Makes 1 omelet. Difficulty
2 large eggs, lightly beaten 2 teaspoons milk 1/4 teaspoon kosher salt 1/8 teaspoon freshly ground black pepper 1 teaspoon extra-virgin olive oil 1 shallot, minced 4 large crimini mushrooms, stemmed and sliced 2 cups baby spinach leaves 1/4 cup cheddar cheese, grated 1/2 Tablespoon unsalted butter
In a small bowl, whisk together the eggs, milk, salt and freshly ground black pepper. Set aside.
In a medium, non-stick omelet pan heat the olive oil over medium heat. Add the shallots; sauté for 1 minute. Add the mushrooms; sauté for 2-3 minutes or until softened. Add the spinach and sauté until spinach is wilted. Season to taste with salt and freshly ground black pepper. Transfer vegetables to a plate. Wipe out skillet with a paper towel.
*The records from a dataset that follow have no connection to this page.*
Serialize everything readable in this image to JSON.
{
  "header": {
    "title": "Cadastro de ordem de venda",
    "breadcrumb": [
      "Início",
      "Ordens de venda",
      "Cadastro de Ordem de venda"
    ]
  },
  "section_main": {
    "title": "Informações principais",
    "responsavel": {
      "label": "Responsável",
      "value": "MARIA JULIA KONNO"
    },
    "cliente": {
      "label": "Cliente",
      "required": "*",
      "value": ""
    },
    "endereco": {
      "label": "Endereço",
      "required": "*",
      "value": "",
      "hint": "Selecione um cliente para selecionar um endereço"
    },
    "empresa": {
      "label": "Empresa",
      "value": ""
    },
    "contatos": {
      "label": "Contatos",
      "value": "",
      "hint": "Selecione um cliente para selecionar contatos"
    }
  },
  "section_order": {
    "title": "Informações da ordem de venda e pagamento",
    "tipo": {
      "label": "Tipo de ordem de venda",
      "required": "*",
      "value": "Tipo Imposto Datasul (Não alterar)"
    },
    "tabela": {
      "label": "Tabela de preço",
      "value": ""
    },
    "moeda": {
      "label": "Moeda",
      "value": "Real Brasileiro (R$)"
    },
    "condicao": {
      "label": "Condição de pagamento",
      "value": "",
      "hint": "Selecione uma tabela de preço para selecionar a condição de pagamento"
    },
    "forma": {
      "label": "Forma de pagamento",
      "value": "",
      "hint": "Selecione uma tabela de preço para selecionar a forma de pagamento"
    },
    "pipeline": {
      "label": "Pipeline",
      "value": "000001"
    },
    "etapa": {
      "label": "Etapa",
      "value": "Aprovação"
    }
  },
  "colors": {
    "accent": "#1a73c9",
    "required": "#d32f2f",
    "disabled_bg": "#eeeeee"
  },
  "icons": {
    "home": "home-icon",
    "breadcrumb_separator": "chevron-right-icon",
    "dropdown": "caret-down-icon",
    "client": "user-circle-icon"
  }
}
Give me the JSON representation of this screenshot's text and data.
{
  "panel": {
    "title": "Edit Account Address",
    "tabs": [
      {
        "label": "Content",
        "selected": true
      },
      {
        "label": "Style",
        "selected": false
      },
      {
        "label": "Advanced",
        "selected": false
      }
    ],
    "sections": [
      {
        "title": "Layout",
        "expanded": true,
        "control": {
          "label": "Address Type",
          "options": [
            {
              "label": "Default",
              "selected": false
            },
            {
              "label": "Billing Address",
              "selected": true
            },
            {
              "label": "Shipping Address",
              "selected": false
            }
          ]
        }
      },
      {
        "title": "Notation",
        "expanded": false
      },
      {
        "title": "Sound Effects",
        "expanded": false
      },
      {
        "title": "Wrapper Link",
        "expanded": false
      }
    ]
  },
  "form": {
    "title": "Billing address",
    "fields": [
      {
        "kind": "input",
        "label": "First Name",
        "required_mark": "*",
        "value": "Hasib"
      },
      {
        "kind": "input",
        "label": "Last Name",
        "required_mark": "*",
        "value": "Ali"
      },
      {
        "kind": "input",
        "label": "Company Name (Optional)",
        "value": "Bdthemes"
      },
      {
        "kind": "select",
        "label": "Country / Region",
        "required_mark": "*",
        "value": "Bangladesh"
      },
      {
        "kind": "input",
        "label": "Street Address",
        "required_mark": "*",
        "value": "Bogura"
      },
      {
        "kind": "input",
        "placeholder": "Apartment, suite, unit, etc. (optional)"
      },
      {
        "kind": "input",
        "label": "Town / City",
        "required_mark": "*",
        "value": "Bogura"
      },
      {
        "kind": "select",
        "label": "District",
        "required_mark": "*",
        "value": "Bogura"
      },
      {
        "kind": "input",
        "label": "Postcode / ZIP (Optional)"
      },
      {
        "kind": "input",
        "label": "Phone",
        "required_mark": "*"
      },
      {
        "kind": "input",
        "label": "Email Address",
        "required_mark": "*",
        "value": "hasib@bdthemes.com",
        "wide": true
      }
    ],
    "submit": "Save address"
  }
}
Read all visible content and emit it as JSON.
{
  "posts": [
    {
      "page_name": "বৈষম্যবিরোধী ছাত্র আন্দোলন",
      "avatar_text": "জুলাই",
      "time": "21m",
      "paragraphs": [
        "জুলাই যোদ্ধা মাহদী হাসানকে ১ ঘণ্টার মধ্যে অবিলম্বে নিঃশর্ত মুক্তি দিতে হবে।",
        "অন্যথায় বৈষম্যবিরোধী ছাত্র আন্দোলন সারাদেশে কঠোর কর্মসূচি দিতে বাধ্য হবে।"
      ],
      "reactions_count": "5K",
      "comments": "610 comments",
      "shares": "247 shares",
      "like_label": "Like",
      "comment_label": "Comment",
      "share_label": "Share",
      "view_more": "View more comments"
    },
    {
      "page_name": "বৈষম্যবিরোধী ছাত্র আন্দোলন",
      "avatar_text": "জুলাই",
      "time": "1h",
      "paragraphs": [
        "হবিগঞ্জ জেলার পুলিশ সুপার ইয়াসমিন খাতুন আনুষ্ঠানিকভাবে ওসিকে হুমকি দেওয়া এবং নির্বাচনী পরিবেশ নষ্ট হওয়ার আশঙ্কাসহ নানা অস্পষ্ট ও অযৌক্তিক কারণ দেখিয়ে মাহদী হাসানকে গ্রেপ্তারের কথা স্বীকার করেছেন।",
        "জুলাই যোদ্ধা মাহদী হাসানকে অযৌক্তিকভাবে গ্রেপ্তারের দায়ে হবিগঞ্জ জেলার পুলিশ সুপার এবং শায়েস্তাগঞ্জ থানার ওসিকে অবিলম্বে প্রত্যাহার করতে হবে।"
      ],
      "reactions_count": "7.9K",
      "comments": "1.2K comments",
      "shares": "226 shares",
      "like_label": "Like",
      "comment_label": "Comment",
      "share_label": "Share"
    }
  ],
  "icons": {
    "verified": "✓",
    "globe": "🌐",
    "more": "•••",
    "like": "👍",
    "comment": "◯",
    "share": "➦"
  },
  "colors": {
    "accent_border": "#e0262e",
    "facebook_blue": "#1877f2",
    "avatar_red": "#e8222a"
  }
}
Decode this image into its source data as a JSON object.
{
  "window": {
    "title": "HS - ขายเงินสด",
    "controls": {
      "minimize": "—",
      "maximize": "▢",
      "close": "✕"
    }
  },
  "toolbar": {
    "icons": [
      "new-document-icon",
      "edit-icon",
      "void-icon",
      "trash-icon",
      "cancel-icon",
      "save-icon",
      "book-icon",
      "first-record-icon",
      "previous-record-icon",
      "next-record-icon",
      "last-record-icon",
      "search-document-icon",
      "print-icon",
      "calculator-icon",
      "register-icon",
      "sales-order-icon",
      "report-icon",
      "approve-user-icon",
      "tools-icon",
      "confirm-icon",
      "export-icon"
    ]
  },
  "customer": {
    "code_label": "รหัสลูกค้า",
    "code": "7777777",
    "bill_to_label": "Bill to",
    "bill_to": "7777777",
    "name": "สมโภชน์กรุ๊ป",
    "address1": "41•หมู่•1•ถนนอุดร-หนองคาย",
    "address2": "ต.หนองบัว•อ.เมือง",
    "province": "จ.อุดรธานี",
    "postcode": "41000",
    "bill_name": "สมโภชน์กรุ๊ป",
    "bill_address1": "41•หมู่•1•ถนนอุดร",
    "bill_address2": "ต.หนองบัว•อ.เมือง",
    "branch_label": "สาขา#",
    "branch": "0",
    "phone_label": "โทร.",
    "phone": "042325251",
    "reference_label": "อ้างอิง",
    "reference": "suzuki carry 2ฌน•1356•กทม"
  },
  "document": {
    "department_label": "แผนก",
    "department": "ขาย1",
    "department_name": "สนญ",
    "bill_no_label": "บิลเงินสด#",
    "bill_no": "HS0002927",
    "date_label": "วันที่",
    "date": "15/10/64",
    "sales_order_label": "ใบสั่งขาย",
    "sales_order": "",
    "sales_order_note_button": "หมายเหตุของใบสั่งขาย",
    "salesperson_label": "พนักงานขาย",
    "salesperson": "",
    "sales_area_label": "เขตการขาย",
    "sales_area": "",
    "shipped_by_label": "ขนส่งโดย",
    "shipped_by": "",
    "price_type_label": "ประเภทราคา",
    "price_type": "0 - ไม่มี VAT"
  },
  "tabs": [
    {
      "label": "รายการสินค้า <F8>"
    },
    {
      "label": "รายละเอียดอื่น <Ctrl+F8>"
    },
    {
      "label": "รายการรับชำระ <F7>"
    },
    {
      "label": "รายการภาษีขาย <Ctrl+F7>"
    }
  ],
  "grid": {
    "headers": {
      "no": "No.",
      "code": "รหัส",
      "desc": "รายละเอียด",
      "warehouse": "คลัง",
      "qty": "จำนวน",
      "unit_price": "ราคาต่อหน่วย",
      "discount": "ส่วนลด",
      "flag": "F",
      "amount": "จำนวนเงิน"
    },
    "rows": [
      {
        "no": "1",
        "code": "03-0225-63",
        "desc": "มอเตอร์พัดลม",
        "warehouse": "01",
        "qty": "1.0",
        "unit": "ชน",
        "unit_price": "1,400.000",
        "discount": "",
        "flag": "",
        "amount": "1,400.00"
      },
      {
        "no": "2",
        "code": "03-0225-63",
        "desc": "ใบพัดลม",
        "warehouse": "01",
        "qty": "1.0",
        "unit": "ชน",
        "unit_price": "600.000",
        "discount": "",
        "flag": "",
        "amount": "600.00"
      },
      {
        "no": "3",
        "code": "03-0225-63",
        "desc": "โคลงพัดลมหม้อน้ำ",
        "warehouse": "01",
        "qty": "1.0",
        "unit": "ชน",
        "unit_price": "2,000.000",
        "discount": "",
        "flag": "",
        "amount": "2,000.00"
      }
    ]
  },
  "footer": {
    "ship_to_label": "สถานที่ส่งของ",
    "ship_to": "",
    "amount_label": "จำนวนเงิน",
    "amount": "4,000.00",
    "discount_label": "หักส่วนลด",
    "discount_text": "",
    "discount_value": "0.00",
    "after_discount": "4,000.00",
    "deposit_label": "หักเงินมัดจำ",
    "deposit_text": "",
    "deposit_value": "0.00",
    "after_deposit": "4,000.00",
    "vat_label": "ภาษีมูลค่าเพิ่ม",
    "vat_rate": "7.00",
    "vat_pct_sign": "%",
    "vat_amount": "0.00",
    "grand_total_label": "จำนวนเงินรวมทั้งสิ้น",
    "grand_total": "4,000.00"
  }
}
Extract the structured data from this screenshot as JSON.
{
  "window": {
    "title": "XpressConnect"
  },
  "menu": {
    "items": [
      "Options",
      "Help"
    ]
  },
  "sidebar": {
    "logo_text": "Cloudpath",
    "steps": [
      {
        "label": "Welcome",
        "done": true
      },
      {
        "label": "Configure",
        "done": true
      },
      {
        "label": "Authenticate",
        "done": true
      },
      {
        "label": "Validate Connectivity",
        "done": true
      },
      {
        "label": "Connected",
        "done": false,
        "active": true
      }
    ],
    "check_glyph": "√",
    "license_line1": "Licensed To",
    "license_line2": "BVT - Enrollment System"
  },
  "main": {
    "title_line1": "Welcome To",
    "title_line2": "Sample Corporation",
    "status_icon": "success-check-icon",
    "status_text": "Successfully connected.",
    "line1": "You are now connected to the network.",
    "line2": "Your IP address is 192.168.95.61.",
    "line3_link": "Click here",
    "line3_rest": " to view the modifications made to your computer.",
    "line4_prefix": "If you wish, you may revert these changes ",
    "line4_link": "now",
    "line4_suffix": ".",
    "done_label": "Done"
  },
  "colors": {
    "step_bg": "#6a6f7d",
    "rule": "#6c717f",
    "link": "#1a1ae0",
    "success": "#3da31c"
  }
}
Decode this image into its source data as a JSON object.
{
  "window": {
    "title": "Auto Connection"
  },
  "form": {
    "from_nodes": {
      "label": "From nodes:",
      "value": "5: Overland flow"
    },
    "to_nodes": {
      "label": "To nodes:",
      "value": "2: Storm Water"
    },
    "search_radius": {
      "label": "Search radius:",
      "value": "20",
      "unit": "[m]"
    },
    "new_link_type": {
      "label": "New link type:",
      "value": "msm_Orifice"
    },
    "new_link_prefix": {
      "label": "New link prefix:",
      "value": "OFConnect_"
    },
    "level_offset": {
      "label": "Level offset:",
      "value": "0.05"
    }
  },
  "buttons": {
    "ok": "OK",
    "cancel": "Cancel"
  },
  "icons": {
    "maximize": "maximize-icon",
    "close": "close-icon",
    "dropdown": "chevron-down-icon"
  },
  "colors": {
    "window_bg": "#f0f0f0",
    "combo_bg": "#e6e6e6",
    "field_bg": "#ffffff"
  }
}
Increase the heat to medium-high. Melt the butter in the omelet pan, tilting the pan so that it coats all sides. When pan is hot, add the eggs. Immediately stir with a fork until eggs start to coagulate. Let cook briefly. Using the fork, lift up on one side, tilt the pan and let the runny eggs fill the underside. Continue this process (should only take about 1 minute) until eggs are cooked. Spoon the vegetable mixture on the half of the eggs opposite the handle. Top with grated cheese. Shake the pan to release the omelet from the pan. Slide the omelet onto a plate - when the half with the vegetables is on the plate, flip the remaining egg half on top the vegetables to form a half-moon shape. Serve.